Hope, whose work as an actor and storyteller has taken him to communities throughout Alaska, will be in Buffalo March 24-26 and share his storytelling in several different settings.
On March 24, he will perform at the Native American Magnet School in Buffalo.
The following day, he will conduct a storytelling workshop from 1-5 p.m. in Room 188 of Alumni Arena on the UB North (Amherst) Campus. The workshop, which will be free and open to the public, is aimed at adults, and college and high school students, and will offer an opportunity for participants to learn how to share stories from their own heritage. To reserve a spot in the workshop, contact Lisa Hayes at Lhayes2@buffalo.edu.
Hope will conclude his visit to Buffalo with a public performance of several stories from his culture, followed by a discussion on the artistry and ethics of Native storytelling.
The event, "The Sea Monster and Other Alaskan Native Stories," will be held from 2-4 p.m. March 26 in the auditorium at the Buffalo and Erie County Public Library's Central Branch, 1 Lafayette Square, Buffalo. A reception hosted by the UB student chapter of the American Library Association, and the UB Department of Library and Information Studies, UB School of Informatics and UB Graduate Student Association will be held immediately following the event.
Hope is an Inupiaq and Tlingit storyteller of the Kiks.ádi clan of the Point House in Sitka, and his performances are steeped in native tradition.
He currently is developing "The Raven Odyssey," a multi-year collaboration with the Perseverance Theatre in Juneau, Alaska, involving the collection of stories, cultures and histories from native cultures across Alaska. The project will craft a pan-Alaskan raven story about a Native Alaskan man's journey of self-discovery. The story will feature a common figure in Alaskan myth -- a trickster raven, a shapeshifter, confounder, comedian and giver of insight.
The Stories of the Americas series will continue on April 4 with a presentation by Murray Wagner, manager of policy and litigation for the Treaty Policy Directorate, Department of Indian Affairs Canada. A specialist on First Nation treaties, Wagner will speak at 7 p.m. in 210 Butler Library at Buffalo State College. He will discuss the Canadian government's roundtable policy-renewal initiatives from 1995 to the present. The initiation of an extensive aboriginal policy-review process within Canada's federal government came from this roundtable.
With Native American treaties playing an important role in Western New York, Wagner's presentation offers a unique opportunity to gain insight into how our neighbors to the north are addressing similar issues. The presentation, which will be free and open to the public, will be followed by a reception.

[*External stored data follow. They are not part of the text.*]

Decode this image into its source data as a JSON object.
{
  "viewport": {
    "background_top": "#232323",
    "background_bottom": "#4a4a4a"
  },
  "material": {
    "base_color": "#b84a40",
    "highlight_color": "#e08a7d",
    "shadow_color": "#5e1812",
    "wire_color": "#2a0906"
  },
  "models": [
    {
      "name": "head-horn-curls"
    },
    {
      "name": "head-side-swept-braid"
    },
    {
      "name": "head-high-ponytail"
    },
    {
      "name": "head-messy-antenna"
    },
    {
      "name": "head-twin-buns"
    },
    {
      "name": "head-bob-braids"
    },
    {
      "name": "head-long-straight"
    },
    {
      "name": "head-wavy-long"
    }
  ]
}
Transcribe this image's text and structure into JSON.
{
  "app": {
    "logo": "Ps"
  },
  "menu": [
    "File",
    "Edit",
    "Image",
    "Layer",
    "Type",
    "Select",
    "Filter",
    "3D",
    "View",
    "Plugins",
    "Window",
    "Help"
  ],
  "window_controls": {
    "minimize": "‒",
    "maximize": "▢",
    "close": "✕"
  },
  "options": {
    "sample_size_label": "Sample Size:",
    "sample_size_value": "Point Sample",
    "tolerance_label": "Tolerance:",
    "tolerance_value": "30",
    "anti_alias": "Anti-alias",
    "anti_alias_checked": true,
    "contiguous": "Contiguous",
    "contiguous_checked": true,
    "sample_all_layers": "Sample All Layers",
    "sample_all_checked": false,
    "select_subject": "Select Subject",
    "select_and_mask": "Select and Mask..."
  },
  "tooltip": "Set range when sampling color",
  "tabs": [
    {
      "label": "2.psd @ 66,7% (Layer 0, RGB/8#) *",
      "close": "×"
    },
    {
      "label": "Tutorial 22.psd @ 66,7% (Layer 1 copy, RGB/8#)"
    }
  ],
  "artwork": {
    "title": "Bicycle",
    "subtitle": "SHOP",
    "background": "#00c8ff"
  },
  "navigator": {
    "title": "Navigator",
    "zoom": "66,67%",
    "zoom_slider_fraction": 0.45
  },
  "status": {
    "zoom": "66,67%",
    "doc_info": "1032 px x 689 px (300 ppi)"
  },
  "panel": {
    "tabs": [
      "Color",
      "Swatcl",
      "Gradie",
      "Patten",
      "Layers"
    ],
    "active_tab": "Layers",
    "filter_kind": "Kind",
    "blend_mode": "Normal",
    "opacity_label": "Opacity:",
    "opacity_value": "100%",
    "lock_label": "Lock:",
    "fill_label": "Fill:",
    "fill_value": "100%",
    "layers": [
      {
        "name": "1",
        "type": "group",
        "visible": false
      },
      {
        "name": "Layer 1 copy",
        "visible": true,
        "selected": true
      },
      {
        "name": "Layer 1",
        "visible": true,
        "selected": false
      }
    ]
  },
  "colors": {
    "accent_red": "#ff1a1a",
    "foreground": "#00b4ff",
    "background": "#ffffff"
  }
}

The Stories of the Americas series is sponsored by the American Studies Graduate Student Association, Department of Library and Information Studies Graduate Student Association, American Library Association Student Chapter, Department of American Studies, Department of Theatre and Dance, Department of Art and Native American Peoples Alliance, all at UB; the Educational Opportunity Program, the History and Social Studies Education, International and Exchange Programs, the Native American Student Association and United Student Government, all at Buffalo State College; the Native American Magnet School; Empire State College; the Buffalo and Erie County Public Library, and Indian Northern Affairs Canada (INAC).